SuaraJatim.id - Masuk Dusun Sumbulan harus melewati jalan terjal, sawah dan lebatnya pepohonan. Dusun yang masuk Desa Plalang Kecamatan Jenangan Ponorogo, Jawa Timur, ini memang terpencil.
Mungkin, karena lokasinya yang terpencil menyebabkan seluruh penghuninya eksodus ke desa-desa tetangga di sebelahnya sejak enam tahun lalu, 2016.
Padahal, lokasi dusun ini dari pusat Kota Mojokerto tidak jauh-jauh amat. Cukup menempuh jalan 10 kilometer saja sudah sampai di dusun ini. Hanya saja, akses menuju ke sana yang memang butuh upaya ekstra. Jalan terjal menjadi akses satu-satunya.

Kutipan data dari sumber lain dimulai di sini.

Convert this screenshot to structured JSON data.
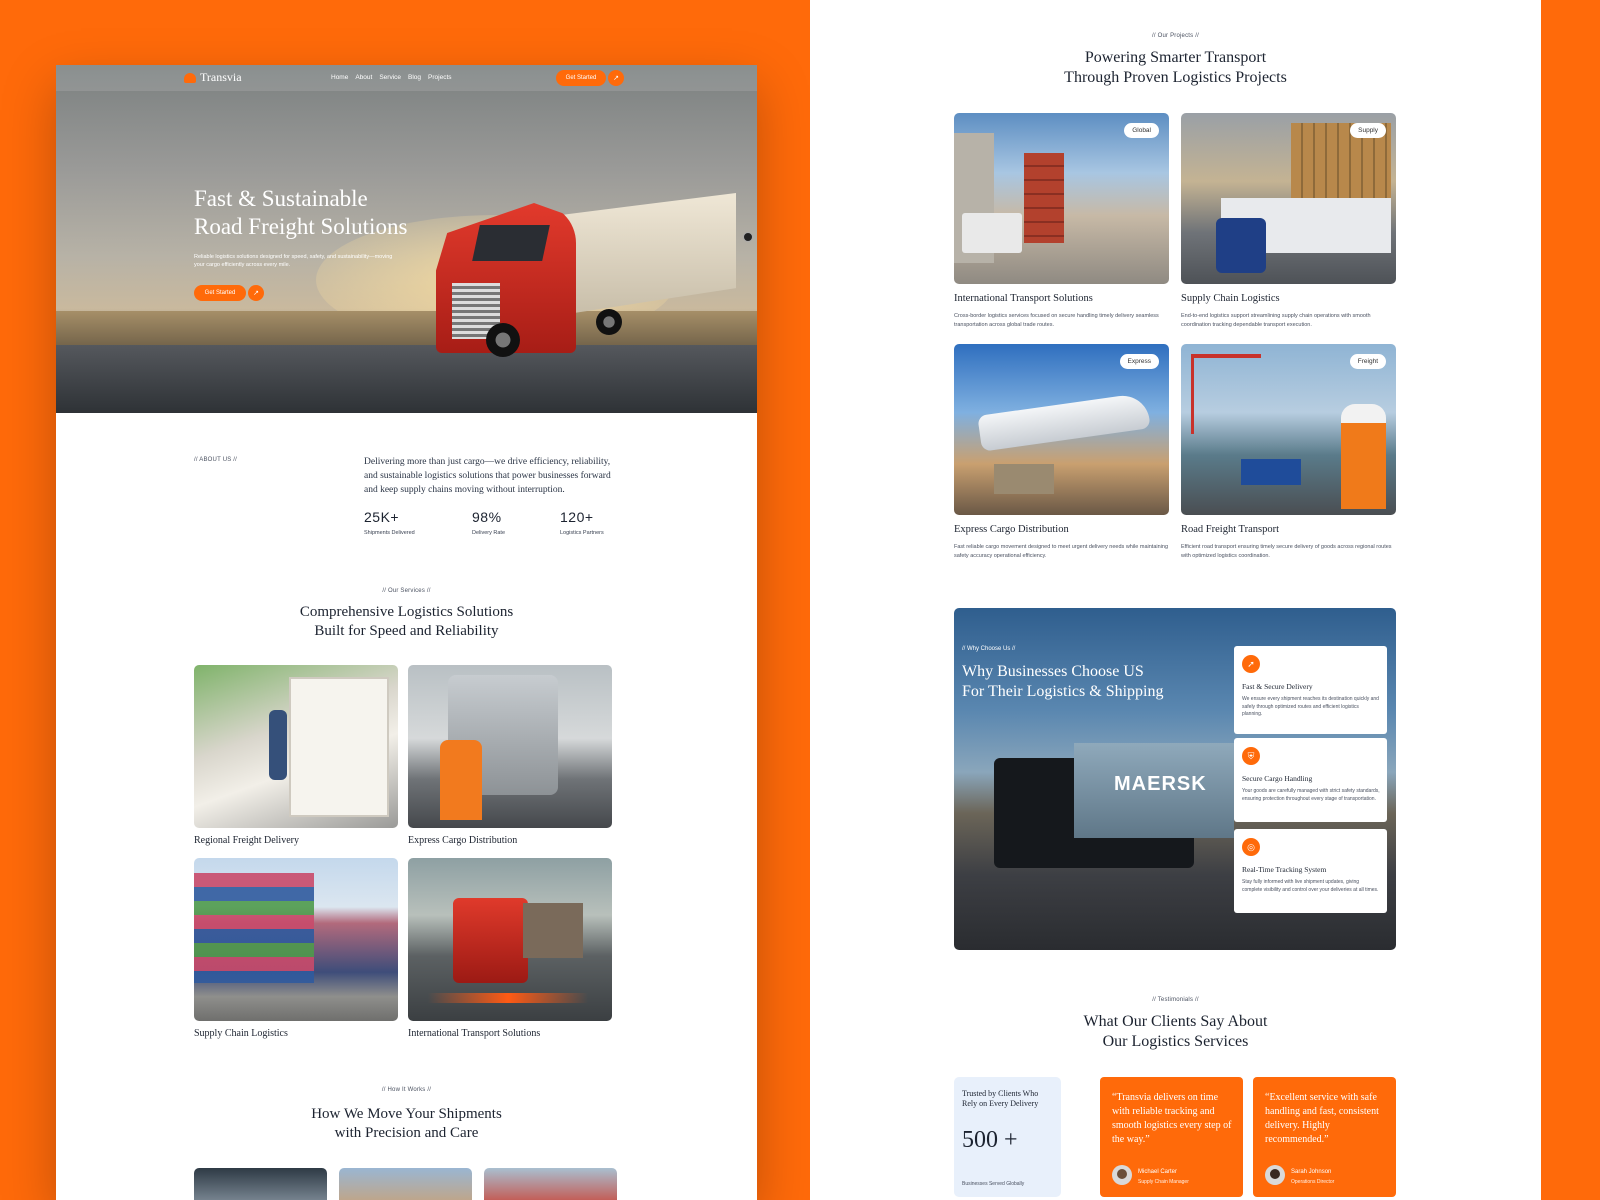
{
  "colors": {
    "accent": "#ff6a0a",
    "text": "#1c2330",
    "panel": "#e8f0fb"
  },
  "brand": {
    "name": "Transvia"
  },
  "nav": {
    "links": [
      "Home",
      "About",
      "Service",
      "Blog",
      "Projects"
    ],
    "cta": "Get Started",
    "cta_icon": "arrow-up-right-icon"
  },
  "hero": {
    "title_line1": "Fast & Sustainable",
    "title_line2": "Road Freight Solutions",
    "subtitle": "Reliable logistics solutions designed for speed, safety, and sustainability—moving your cargo efficiently across every mile.",
    "cta": "Get Started"
  },
  "about": {
    "eyebrow": "// ABOUT US //",
    "text": "Delivering more than just cargo—we drive efficiency, reliability, and sustainable logistics solutions that power businesses forward and keep supply chains moving without interruption.",
    "stats": [
      {
        "value": "25K+",
        "label": "Shipments Delivered"
      },
      {
        "value": "98%",
        "label": "Delivery Rate"
      },
      {
        "value": "120+",
        "label": "Logistics Partners"
      }
    ]
  },
  "services": {
    "eyebrow": "// Our Services //",
    "title_line1": "Comprehensive Logistics Solutions",
    "title_line2": "Built for Speed and Reliability",
    "items": [
      {
        "title": "Regional Freight Delivery"
      },
      {
        "title": "Express Cargo Distribution"
      },
      {
        "title": "Supply Chain Logistics"
      },
      {
        "title": "International Transport Solutions"
      }
    ]
  },
  "how": {
    "eyebrow": "// How It Works //",
    "title_line1": "How We Move Your Shipments",
    "title_line2": "with Precision and Care"
  },
  "projects": {
    "eyebrow": "// Our Projects //",
    "title_line1": "Powering Smarter Transport",
    "title_line2": "Through Proven Logistics Projects",
    "items": [
      {
        "tag": "Global",
        "title": "International Transport Solutions",
        "desc": "Cross-border logistics services focused on secure handling timely delivery seamless transportation across global trade routes."
      },
      {
        "tag": "Supply",
        "title": "Supply Chain Logistics",
        "desc": "End-to-end logistics support streamlining supply chain operations with smooth coordination tracking dependable transport execution."
      },
      {
        "tag": "Express",
        "title": "Express Cargo Distribution",
        "desc": "Fast reliable cargo movement designed to meet urgent delivery needs while maintaining safety accuracy operational efficiency."
      },
      {
        "tag": "Freight",
        "title": "Road Freight Transport",
        "desc": "Efficient road transport ensuring timely secure delivery of goods across regional routes with optimized logistics coordination."
      }
    ]
  },
  "why": {
    "eyebrow": "// Why Choose Us //",
    "title_line1": "Why Businesses Choose US",
    "title_line2": "For Their Logistics & Shipping",
    "container_text": "MAERSK",
    "features": [
      {
        "icon": "rocket-icon",
        "title": "Fast & Secure Delivery",
        "desc": "We ensure every shipment reaches its destination quickly and safely through optimized routes and efficient logistics planning."
      },
      {
        "icon": "shield-icon",
        "title": "Secure Cargo Handling",
        "desc": "Your goods are carefully managed with strict safety standards, ensuring protection throughout every stage of transportation."
      },
      {
        "icon": "tracking-icon",
        "title": "Real-Time Tracking System",
        "desc": "Stay fully informed with live shipment updates, giving complete visibility and control over your deliveries at all times."
      }
    ]
  },
  "testimonials": {
    "eyebrow": "// Testimonials //",
    "title_line1": "What Our Clients Say About",
    "title_line2": "Our Logistics Services",
    "stat_heading": "Trusted by Clients Who Rely on Every Delivery",
    "stat_value": "500 +",
    "stat_label": "Businesses Served Globally",
    "items": [
      {
        "quote": "“Transvia delivers on time with reliable tracking and smooth logistics every step of the way.”",
        "name": "Michael Carter",
        "role": "Supply Chain Manager"
      },
      {
        "quote": "“Excellent service with safe handling and fast, consistent delivery. Highly recommended.”",
        "name": "Sarah Johnson",
        "role": "Operations Director"
      }
    ]
  }
}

Dusun Sumbulan belakangan diperbincangkan banyak orang. Wartawan beritajatim.com, jejaring media suara.com lantas mengunjungi desa ini. Dusun ini memiliki luas satu hektare. Sungai seperti melingkari, jadi pembatas dusun sisi barat, selatan dan utara.
Baca Juga:Ke Kebun, Suwito Warga Ponorogo Ini Nemu Mortir di Ladang, Digali Sendirian
Sementara sisi timur hamparan sawah dan jalan terjal menjadi satu-satunya akses masuk ke sana. Dusun ini bisa dibilang asri. Pepohonan tumbuh lebat di perkampungan lama ini.
"Dusun Sumbulan ini sudah tidak berpenghuni dari tahun 2016, saat keluarga adik saya memutuskan pindah ke Desa Tegalsari Kecamatan Jetis," kata Tohari, salah satu warga yang pernah menghuni Dusun Sumbulan, Rabu (3/3/2021).
Saat ini, hanya ada 4 bangunan rumah dan satu masjid di sana. Namun, kondisi bangunan rumah sudah tidak terawat, bahkan ada yang hampir roboh. Hanya masjid, satu-satunya bangunan yang kokoh berdiri terawat. Meski tidak ada penghuninya, masjid digunakan untuk ibadah.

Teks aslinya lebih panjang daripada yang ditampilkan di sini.